"
"Nurse, I should like to take a drive through the forest in winter.
It is so nice to hear the sleigh-bells. We used sometimes to go out
in the snow in Scotland, but we were in the carriage, and had no bells."
"No, Lady Mary; the snow seldom lies long enough in the old country
to make it worth while to have sleighs there; but in Russia and Sweden,
and other cold Northern countries, they use sleighs with bells."

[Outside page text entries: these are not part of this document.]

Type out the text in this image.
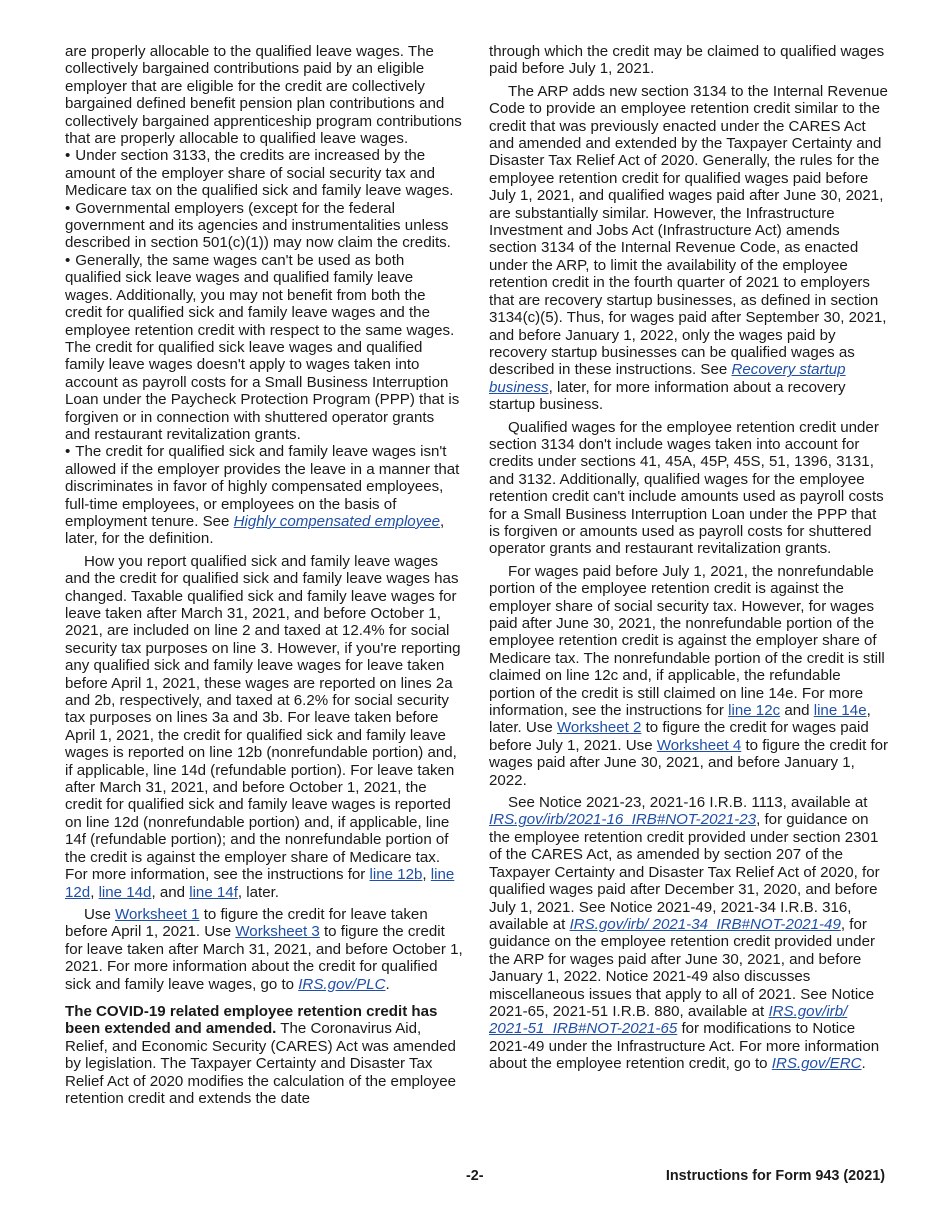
are properly allocable to the qualified leave wages. The collectively bargained contributions paid by an eligible employer that are eligible for the credit are collectively bargained defined benefit pension plan contributions and collectively bargained apprenticeship program contributions that are properly allocable to qualified leave wages.

• Under section 3133, the credits are increased by the amount of the employer share of social security tax and Medicare tax on the qualified sick and family leave wages.

• Governmental employers (except for the federal government and its agencies and instrumentalities unless described in section 501(c)(1)) may now claim the credits.

• Generally, the same wages can't be used as both qualified sick leave wages and qualified family leave wages. Additionally, you may not benefit from both the credit for qualified sick and family leave wages and the employee retention credit with respect to the same wages. The credit for qualified sick leave wages and qualified family leave wages doesn't apply to wages taken into account as payroll costs for a Small Business Interruption Loan under the Paycheck Protection Program (PPP) that is forgiven or in connection with shuttered operator grants and restaurant revitalization grants.

• The credit for qualified sick and family leave wages isn't allowed if the employer provides the leave in a manner that discriminates in favor of highly compensated employees, full-time employees, or employees on the basis of employment tenure. See Highly compensated employee, later, for the definition.

How you report qualified sick and family leave wages and the credit for qualified sick and family leave wages has changed. Taxable qualified sick and family leave wages for leave taken after March 31, 2021, and before October 1, 2021, are included on line 2 and taxed at 12.4% for social security tax purposes on line 3. However, if you're reporting any qualified sick and family leave wages for leave taken before April 1, 2021, these wages are reported on lines 2a and 2b, respectively, and taxed at 6.2% for social security tax purposes on lines 3a and 3b. For leave taken before April 1, 2021, the credit for qualified sick and family leave wages is reported on line 12b (nonrefundable portion) and, if applicable, line 14d (refundable portion). For leave taken after March 31, 2021, and before October 1, 2021, the credit for qualified sick and family leave wages is reported on line 12d (nonrefundable portion) and, if applicable, line 14f (refundable portion); and the nonrefundable portion of the credit is against the employer share of Medicare tax. For more information, see the instructions for line 12b, line 12d, line 14d, and line 14f, later.

Use Worksheet 1 to figure the credit for leave taken before April 1, 2021. Use Worksheet 3 to figure the credit for leave taken after March 31, 2021, and before October 1, 2021. For more information about the credit for qualified sick and family leave wages, go to IRS.gov/PLC.

The COVID-19 related employee retention credit has been extended and amended. The Coronavirus Aid, Relief, and Economic Security (CARES) Act was amended by legislation. The Taxpayer Certainty and Disaster Tax Relief Act of 2020 modifies the calculation of the employee retention credit and extends the date

through which the credit may be claimed to qualified wages paid before July 1, 2021.

The ARP adds new section 3134 to the Internal Revenue Code to provide an employee retention credit similar to the credit that was previously enacted under the CARES Act and amended and extended by the Taxpayer Certainty and Disaster Tax Relief Act of 2020. Generally, the rules for the employee retention credit for qualified wages paid before July 1, 2021, and qualified wages paid after June 30, 2021, are substantially similar. However, the Infrastructure Investment and Jobs Act (Infrastructure Act) amends section 3134 of the Internal Revenue Code, as enacted under the ARP, to limit the availability of the employee retention credit in the fourth quarter of 2021 to employers that are recovery startup businesses, as defined in section 3134(c)(5). Thus, for wages paid after September 30, 2021, and before January 1, 2022, only the wages paid by recovery startup businesses can be qualified wages as described in these instructions. See Recovery startup business, later, for more information about a recovery startup business.

Qualified wages for the employee retention credit under section 3134 don't include wages taken into account for credits under sections 41, 45A, 45P, 45S, 51, 1396, 3131, and 3132. Additionally, qualified wages for the employee retention credit can't include amounts used as payroll costs for a Small Business Interruption Loan under the PPP that is forgiven or amounts used as payroll costs for shuttered operator grants and restaurant revitalization grants.

For wages paid before July 1, 2021, the nonrefundable portion of the employee retention credit is against the employer share of social security tax. However, for wages paid after June 30, 2021, the nonrefundable portion of the employee retention credit is against the employer share of Medicare tax. The nonrefundable portion of the credit is still claimed on line 12c and, if applicable, the refundable portion of the credit is still claimed on line 14e. For more information, see the instructions for line 12c and line 14e, later. Use Worksheet 2 to figure the credit for wages paid before July 1, 2021. Use Worksheet 4 to figure the credit for wages paid after June 30, 2021, and before January 1, 2022.

See Notice 2021-23, 2021-16 I.R.B. 1113, available at IRS.gov/irb/2021-16_IRB#NOT-2021-23, for guidance on the employee retention credit provided under section 2301 of the CARES Act, as amended by section 207 of the Taxpayer Certainty and Disaster Tax Relief Act of 2020, for qualified wages paid after December 31, 2020, and before July 1, 2021. See Notice 2021-49, 2021-34 I.R.B. 316, available at IRS.gov/irb/ 2021-34_IRB#NOT-2021-49, for guidance on the employee retention credit provided under the ARP for wages paid after June 30, 2021, and before January 1, 2022. Notice 2021-49 also discusses miscellaneous issues that apply to all of 2021. See Notice 2021-65, 2021-51 I.R.B. 880, available at IRS.gov/irb/ 2021-51_IRB#NOT-2021-65 for modifications to Notice 2021-49 under the Infrastructure Act. For more information about the employee retention credit, go to IRS.gov/ERC.

-2-	Instructions for Form 943 (2021)
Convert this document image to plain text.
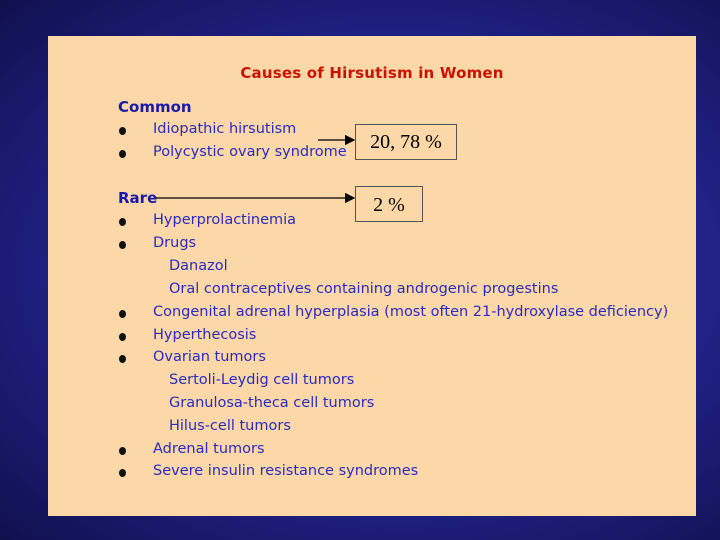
Causes of Hirsutism in Women
Common
Idiopathic hirsutism
Polycystic ovary syndrome
Rare
Hyperprolactinemia
Drugs
Danazol
Oral contraceptives containing androgenic progestins
Congenital adrenal hyperplasia (most often 21-hydroxylase deficiency)
Hyperthecosis
Ovarian tumors
Sertoli-Leydig cell tumors
Granulosa-theca cell tumors
Hilus-cell tumors
Adrenal tumors
Severe insulin resistance syndromes
20, 78 %
2 %
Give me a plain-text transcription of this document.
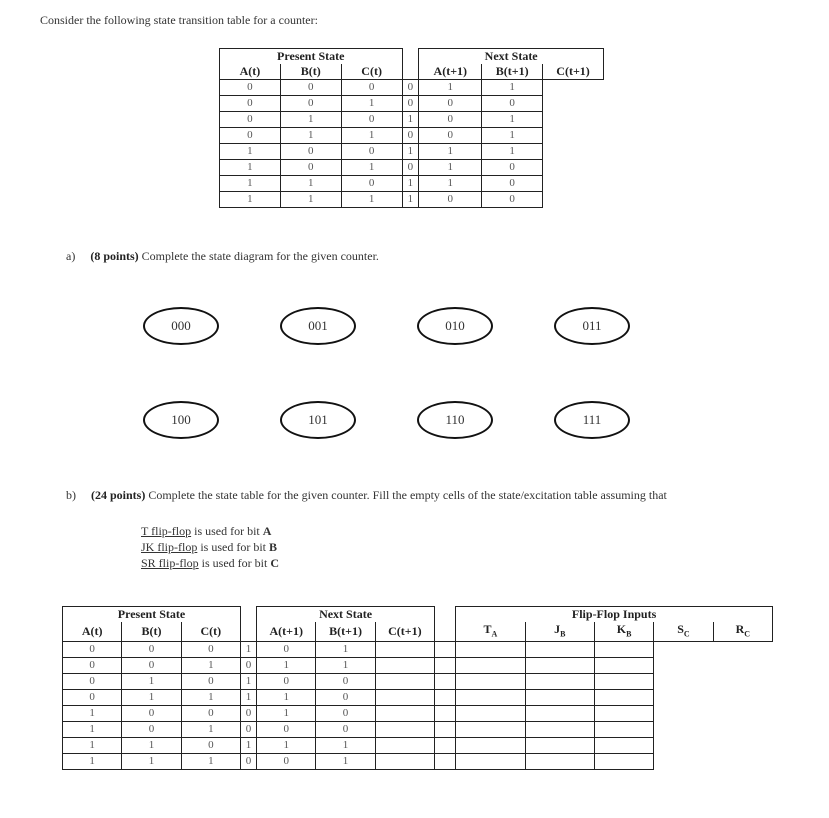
Consider the following state transition table for a counter:
Present State				Next State		
A(t)	B(t)	C(t)		A(t+1)	B(t+1)	C(t+1)
0	0	0	0	1	1	
0	0	1	0	0	0	
0	1	0	1	0	1	
0	1	1	0	0	1	
1	0	0	1	1	1	
1	0	1	0	1	0	
1	1	0	1	1	0	
1	1	1	1	0	0	
a) (8 points) Complete the state diagram for the given counter.
000	001	010	011
100	101	110	111
b) (24 points) Complete the state table for the given counter. Fill the empty cells of the state/excitation table assuming that
T flip-flop is used for bit A
JK flip-flop is used for bit B
SR flip-flop is used for bit C
Present State				Next State				Flip-Flop Inputs				
A(t)	B(t)	C(t)		A(t+1)	B(t+1)	C(t+1)		$T_A$	$J_B$	$K_B$	$S_C$	$R_C$
0	0	0	1	0	1							
0	0	1	0	1	1							
0	1	0	1	0	0							
0	1	1	1	1	0							
1	0	0	0	1	0							
1	0	1	0	0	0							
1	1	0	1	1	1							
1	1	1	0	0	1							
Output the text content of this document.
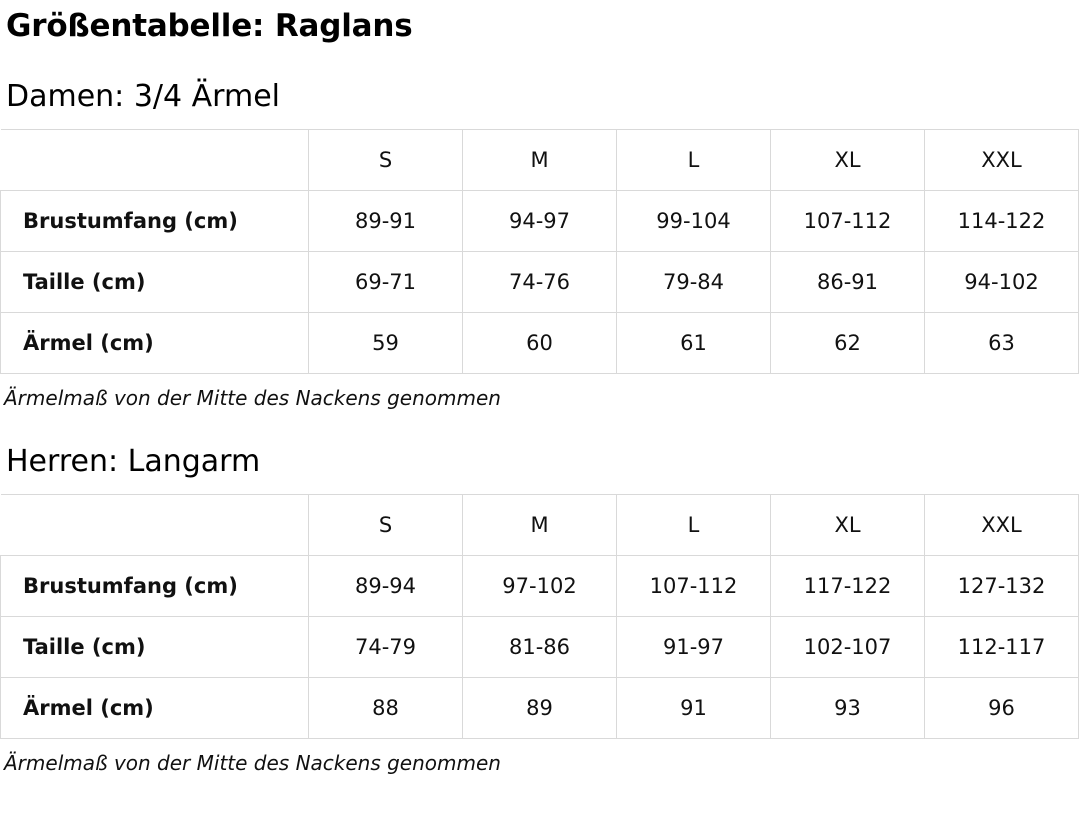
Größentabelle: Raglans
Damen: 3/4 Ärmel
	S	M	L	XL	XXL
Brustumfang (cm)	89-91	94-97	99-104	107-112	114-122
Taille (cm)	69-71	74-76	79-84	86-91	94-102
Ärmel (cm)	59	60	61	62	63
Ärmelmaß von der Mitte des Nackens genommen
Herren: Langarm
	S	M	L	XL	XXL
Brustumfang (cm)	89-94	97-102	107-112	117-122	127-132
Taille (cm)	74-79	81-86	91-97	102-107	112-117
Ärmel (cm)	88	89	91	93	96
Ärmelmaß von der Mitte des Nackens genommen
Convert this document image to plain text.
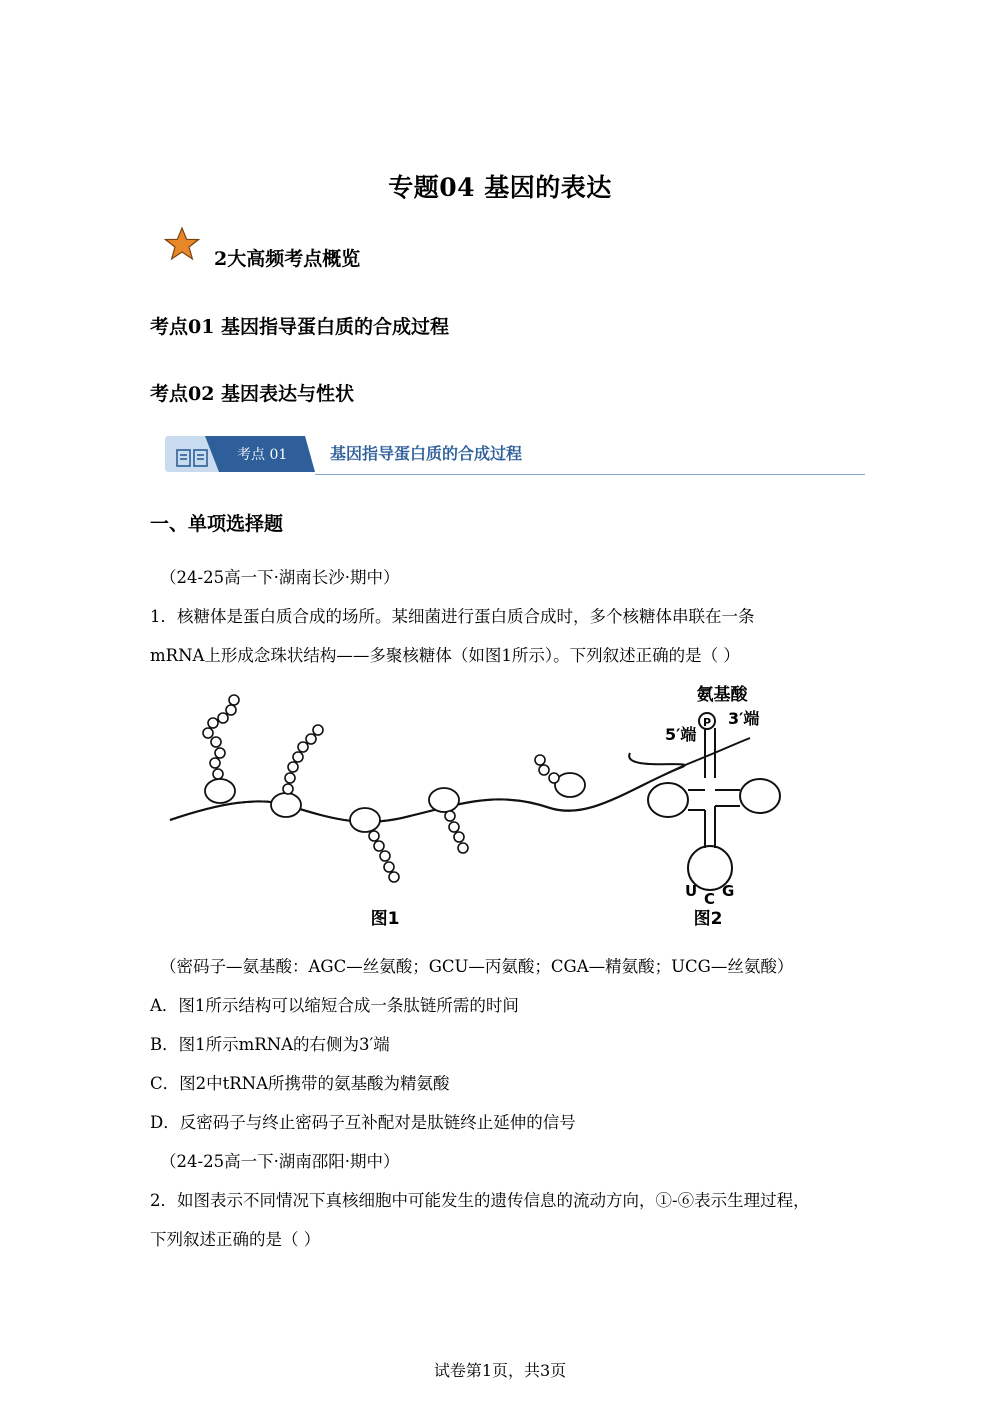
专题04 基因的表达
2大高频考点概览
考点01 基因指导蛋白质的合成过程
考点02 基因表达与性状
考点 01	基因指导蛋白质的合成过程
一、单项选择题
（24-25高一下·湖南长沙·期中）
1．核糖体是蛋白质合成的场所。某细菌进行蛋白质合成时，多个核糖体串联在一条
mRNA上形成念珠状结构——多聚核糖体（如图1所示）。下列叙述正确的是（ ）
图1
氨基酸
P
5′端
3′端
U C G
图2
（密码子—氨基酸：AGC—丝氨酸；GCU—丙氨酸；CGA—精氨酸；UCG—丝氨酸）
A．图1所示结构可以缩短合成一条肽链所需的时间
B．图1所示mRNA的右侧为3′端
C．图2中tRNA所携带的氨基酸为精氨酸
D．反密码子与终止密码子互补配对是肽链终止延伸的信号
（24-25高一下·湖南邵阳·期中）
2．如图表示不同情况下真核细胞中可能发生的遗传信息的流动方向，①-⑥表示生理过程，
下列叙述正确的是（ ）
试卷第1页，共3页
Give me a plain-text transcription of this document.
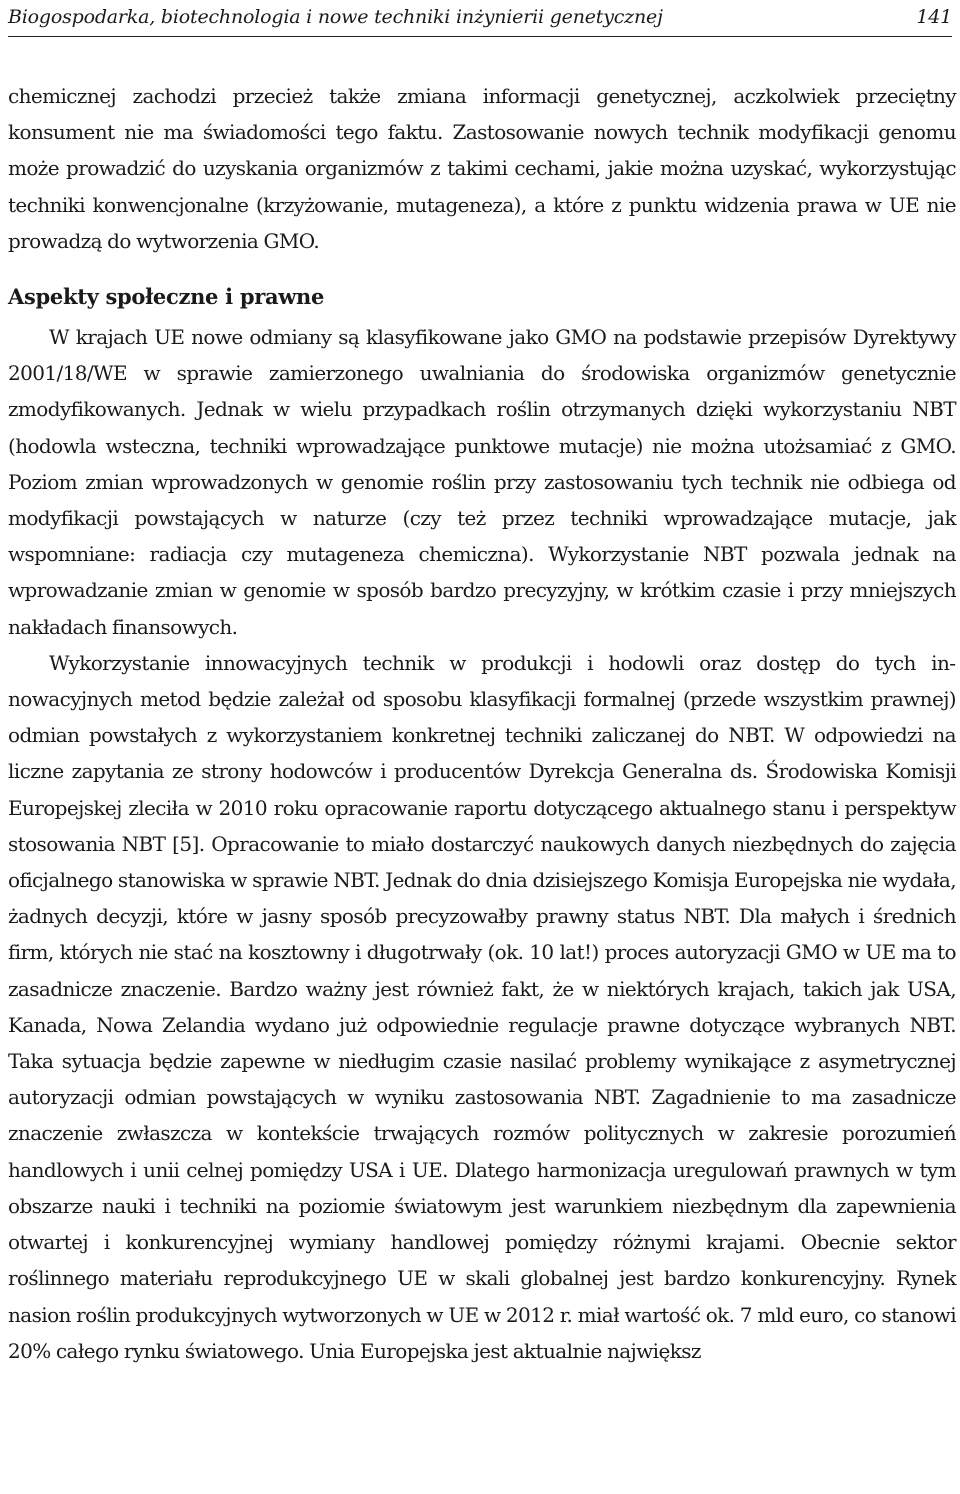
Biogospodarka, biotechnologia i nowe techniki inżynierii genetycznej	141

chemicznej zachodzi przecież także zmiana informacji genetycznej, aczkolwiek przeciętny konsument nie ma świadomości tego faktu. Zastosowanie nowych technik modyfikacji genomu może prowadzić do uzyskania organizmów z takimi cechami, jakie można uzyskać, wykorzystując techniki konwencjonalne (krzyżowanie, mutageneza), a które z punktu widzenia prawa w UE nie prowadzą do wytworzenia GMO.

Aspekty społeczne i prawne

W krajach UE nowe odmiany są klasyfikowane jako GMO na podstawie przepisów Dyrektywy 2001/18/WE w sprawie zamierzonego uwalniania do środowiska organizmów genetycznie zmodyfikowanych. Jednak w wielu przypadkach roślin otrzymanych dzięki wykorzystaniu NBT (hodowla wsteczna, techniki wprowadzające punktowe mutacje) nie można utożsamiać z GMO. Poziom zmian wprowadzonych w genomie roślin przy zastosowaniu tych technik nie odbiega od modyfikacji powstających w naturze (czy też przez techniki wprowadzające mutacje, jak wspomniane: radiacja czy mutageneza chemiczna). Wykorzystanie NBT pozwala jednak na wprowadzanie zmian w genomie w sposób bardzo precyzyjny, w krótkim czasie i przy mniejszych nakładach finansowych.

Wykorzystanie innowacyjnych technik w produkcji i hodowli oraz dostęp do tych innowacyjnych metod będzie zależał od sposobu klasyfikacji formalnej (przede wszystkim prawnej) odmian powstałych z wykorzystaniem konkretnej techniki zaliczanej do NBT. W odpowiedzi na liczne zapytania ze strony hodowców i producentów Dyrekcja Generalna ds. Środowiska Komisji Europejskej zleciła w 2010 roku opracowanie raportu dotyczącego aktualnego stanu i perspektyw stosowania NBT [5]. Opracowanie to miało dostarczyć naukowych danych niezbędnych do zajęcia oficjalnego stanowiska w sprawie NBT. Jednak do dnia dzisiejszego Komisja Europejska nie wydała, żadnych decyzji, które w jasny sposób precyzowałby prawny status NBT. Dla małych i średnich firm, których nie stać na kosztowny i długotrwały (ok. 10 lat!) proces autoryzacji GMO w UE ma to zasadnicze znaczenie. Bardzo ważny jest również fakt, że w niektórych krajach, takich jak USA, Kanada, Nowa Zelandia wydano już odpowiednie regulacje prawne dotyczące wybranych NBT. Taka sytuacja będzie zapewne w niedługim czasie nasilać problemy wynikające z asymetrycznej autoryzacji odmian powstających w wyniku zastosowania NBT. Zagadnienie to ma zasadnicze znaczenie zwłaszcza w kontekście trwających rozmów politycznych w zakresie porozumień handlowych i unii celnej pomiędzy USA i UE. Dlatego harmonizacja uregulowań prawnych w tym obszarze nauki i techniki na poziomie światowym jest warunkiem niezbędnym dla zapewnienia otwartej i konkurencyjnej wymiany handlowej pomiędzy różnymi krajami. Obecnie sektor roślinnego materiału reprodukcyjnego UE w skali globalnej jest bardzo konkurencyjny. Rynek nasion roślin produkcyjnych wytworzonych w UE w 2012 r. miał wartość ok. 7 mld euro, co stanowi 20% całego rynku światowego. Unia Europejska jest aktualnie największ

Lady Mary ran to the little bookcase where she had a collection of
children's books, and very soon found a picture of Laplanders and Russians
wrapped in furs.
"How long will the winter last, nurse?" said the child, after she had
tired herself with looking at the prints, "a long, long time--a great
many weeks?--a great many months?"
"Yes, my lady; five or six months."
"Oh, that is nice--nearly half a year of white snow, and sleigh-drives
every day, and bells ringing all the time! I tried to make out a tune,
but they only seemed to say, 'Up-hill, up-hill! down-hill, down-hill!'
all the way. Nurse, please tell me what are sleigh-robes made of?"
"Some sleigh-robes, Lady Mary, are made of bear-skins, lined with red
or blue flannel; some are of wolf-skins, lined with bright scarlet
cloth; and some of racoon, the commonest are buffalo-skins; I have
seen some of deer-skins, but these last are not so good, as the hair
comes off, and they are not so warm as the skins of the furred or
woolly-coated animals"
"I sometimes see long tails hanging down over the backs of the sleigh and
cutters--they look very pretty, like the end of mamma's boa.